Political Contributions Demystified.

Methodology

Continue reading to learn more about our approach and techniques to each aspect of the project.

Data Collection

The vast majority of our data was collected from the openFEC API, which is free and open to the public. To aid in our process of gathering the data, we authored the now open-sourced opynfec package: a Python wrapper for the openFEC API. Feel free to use this for your own use cases, although not all endpoints have been implemented. Pull requests are always welcome!

Node Graph

The node graph was implemented primarily using D3.js (specifically a force simulation. Although we have a lot more data collected than we allow a user to view, it is just not practical to draw that hundreds of thousands of nodes and still learn anything from it.

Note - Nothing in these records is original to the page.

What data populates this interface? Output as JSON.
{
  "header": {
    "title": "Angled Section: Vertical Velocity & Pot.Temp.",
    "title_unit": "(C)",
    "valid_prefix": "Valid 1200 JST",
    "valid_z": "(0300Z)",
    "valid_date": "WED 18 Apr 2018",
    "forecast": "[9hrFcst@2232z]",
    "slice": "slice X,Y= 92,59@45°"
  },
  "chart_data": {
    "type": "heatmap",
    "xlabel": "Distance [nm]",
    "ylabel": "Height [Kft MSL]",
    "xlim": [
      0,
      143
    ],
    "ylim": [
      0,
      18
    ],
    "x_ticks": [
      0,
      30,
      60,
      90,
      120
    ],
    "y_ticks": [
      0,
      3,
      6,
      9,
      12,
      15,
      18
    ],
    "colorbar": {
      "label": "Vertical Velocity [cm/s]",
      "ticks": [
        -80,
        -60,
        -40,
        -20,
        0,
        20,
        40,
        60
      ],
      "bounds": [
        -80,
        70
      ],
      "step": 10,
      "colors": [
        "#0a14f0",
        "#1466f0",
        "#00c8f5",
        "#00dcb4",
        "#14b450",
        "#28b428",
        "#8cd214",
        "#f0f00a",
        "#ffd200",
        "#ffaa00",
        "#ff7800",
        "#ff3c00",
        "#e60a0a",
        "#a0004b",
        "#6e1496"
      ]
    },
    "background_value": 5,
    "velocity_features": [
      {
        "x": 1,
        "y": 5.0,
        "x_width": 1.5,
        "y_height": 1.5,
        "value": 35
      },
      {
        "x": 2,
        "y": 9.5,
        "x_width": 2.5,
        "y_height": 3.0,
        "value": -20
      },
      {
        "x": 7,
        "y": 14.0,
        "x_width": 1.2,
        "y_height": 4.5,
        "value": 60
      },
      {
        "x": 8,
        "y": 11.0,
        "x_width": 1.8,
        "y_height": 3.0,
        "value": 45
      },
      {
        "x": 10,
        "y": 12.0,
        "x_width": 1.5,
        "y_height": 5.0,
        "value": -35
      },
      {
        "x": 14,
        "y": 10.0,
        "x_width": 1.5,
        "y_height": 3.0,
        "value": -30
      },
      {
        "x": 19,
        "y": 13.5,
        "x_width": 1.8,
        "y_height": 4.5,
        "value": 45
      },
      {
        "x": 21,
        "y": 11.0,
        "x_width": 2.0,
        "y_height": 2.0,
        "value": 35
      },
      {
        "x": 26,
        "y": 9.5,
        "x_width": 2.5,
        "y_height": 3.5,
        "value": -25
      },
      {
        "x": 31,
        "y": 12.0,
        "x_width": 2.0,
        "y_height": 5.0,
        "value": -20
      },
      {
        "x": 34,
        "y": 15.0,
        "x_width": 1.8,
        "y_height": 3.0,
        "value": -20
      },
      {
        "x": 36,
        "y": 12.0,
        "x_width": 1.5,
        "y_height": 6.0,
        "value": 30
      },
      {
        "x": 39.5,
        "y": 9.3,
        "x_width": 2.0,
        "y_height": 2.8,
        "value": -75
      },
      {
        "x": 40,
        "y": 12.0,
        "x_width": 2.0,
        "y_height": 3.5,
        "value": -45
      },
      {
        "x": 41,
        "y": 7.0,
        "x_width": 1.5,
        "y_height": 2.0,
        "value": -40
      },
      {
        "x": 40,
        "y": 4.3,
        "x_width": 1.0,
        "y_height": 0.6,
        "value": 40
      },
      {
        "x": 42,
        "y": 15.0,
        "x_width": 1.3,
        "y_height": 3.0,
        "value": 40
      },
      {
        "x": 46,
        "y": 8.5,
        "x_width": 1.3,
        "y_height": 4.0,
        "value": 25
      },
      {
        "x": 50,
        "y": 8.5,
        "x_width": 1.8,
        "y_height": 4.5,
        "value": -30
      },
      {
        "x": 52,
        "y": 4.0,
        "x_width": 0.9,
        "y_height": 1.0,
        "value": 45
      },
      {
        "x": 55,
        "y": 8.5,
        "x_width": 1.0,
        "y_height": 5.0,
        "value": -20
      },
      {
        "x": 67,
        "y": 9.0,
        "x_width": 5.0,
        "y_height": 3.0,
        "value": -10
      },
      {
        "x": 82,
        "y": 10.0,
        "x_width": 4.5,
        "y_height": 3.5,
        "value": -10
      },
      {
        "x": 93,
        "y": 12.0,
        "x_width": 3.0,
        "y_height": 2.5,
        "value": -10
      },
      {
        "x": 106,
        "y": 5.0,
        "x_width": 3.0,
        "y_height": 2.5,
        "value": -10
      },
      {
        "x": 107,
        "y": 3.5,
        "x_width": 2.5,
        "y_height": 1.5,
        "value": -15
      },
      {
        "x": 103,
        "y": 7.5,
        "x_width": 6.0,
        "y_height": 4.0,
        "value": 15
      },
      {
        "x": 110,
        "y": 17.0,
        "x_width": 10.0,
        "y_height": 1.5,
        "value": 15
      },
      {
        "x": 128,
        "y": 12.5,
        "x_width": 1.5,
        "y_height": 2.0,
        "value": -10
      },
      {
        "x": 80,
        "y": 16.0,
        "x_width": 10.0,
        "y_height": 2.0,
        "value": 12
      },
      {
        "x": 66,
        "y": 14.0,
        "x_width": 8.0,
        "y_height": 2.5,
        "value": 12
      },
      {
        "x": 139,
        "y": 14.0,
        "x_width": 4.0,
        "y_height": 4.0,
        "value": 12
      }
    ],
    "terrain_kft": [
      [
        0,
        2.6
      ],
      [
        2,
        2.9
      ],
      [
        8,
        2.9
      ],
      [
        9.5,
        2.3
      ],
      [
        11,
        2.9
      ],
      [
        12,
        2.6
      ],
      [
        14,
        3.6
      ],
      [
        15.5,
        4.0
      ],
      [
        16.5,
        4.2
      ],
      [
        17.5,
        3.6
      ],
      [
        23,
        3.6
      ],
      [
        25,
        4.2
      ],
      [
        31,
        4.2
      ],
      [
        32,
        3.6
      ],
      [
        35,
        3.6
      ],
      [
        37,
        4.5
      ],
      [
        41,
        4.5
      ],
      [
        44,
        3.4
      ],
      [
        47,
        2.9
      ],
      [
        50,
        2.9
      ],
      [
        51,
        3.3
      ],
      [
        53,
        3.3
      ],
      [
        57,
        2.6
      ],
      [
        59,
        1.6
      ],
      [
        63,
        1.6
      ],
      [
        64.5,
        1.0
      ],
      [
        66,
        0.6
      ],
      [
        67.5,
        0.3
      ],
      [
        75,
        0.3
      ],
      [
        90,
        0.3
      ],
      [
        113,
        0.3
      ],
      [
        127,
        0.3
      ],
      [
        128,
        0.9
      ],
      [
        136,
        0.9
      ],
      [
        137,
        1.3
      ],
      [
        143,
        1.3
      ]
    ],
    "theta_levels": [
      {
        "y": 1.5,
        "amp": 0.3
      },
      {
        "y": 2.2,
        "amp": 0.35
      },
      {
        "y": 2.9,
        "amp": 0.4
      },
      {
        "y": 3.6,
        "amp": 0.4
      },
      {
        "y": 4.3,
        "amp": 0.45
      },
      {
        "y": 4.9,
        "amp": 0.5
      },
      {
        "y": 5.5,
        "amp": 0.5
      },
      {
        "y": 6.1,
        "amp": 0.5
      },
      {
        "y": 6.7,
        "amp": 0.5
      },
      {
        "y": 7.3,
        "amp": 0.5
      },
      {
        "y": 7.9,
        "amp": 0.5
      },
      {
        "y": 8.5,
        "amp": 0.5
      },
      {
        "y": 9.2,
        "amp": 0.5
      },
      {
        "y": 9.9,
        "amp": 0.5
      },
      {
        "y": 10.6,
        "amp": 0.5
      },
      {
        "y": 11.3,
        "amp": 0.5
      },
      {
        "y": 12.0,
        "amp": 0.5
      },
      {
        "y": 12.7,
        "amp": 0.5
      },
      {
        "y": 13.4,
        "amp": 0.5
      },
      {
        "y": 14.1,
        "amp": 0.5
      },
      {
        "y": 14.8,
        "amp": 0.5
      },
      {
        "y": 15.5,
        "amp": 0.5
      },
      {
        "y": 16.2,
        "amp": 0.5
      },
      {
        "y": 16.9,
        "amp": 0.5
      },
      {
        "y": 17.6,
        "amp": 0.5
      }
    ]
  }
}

This is why there are user-configurable controls that limit the amount of data that is shown. The data is limited using a standard tree search algorithm where the smaller quantity transactions are pruned off. It can also be truncated by limiting the total number of nodes per candidate.

Map

The map was also implemented with D3.js, primarily a projection.

Clustering

Clustering on the committees and organizations combined data from the FEC as well as some industry data from SOURCE??. Principal Component Analysis was done on the data to reduce the dimensionality, and then it was clustered with a standard $k$-means algorithm.

The results of the clustering are displayed when you hover over a node in the node graph. Displayed with other information is all of the similar committees to the one you have selected.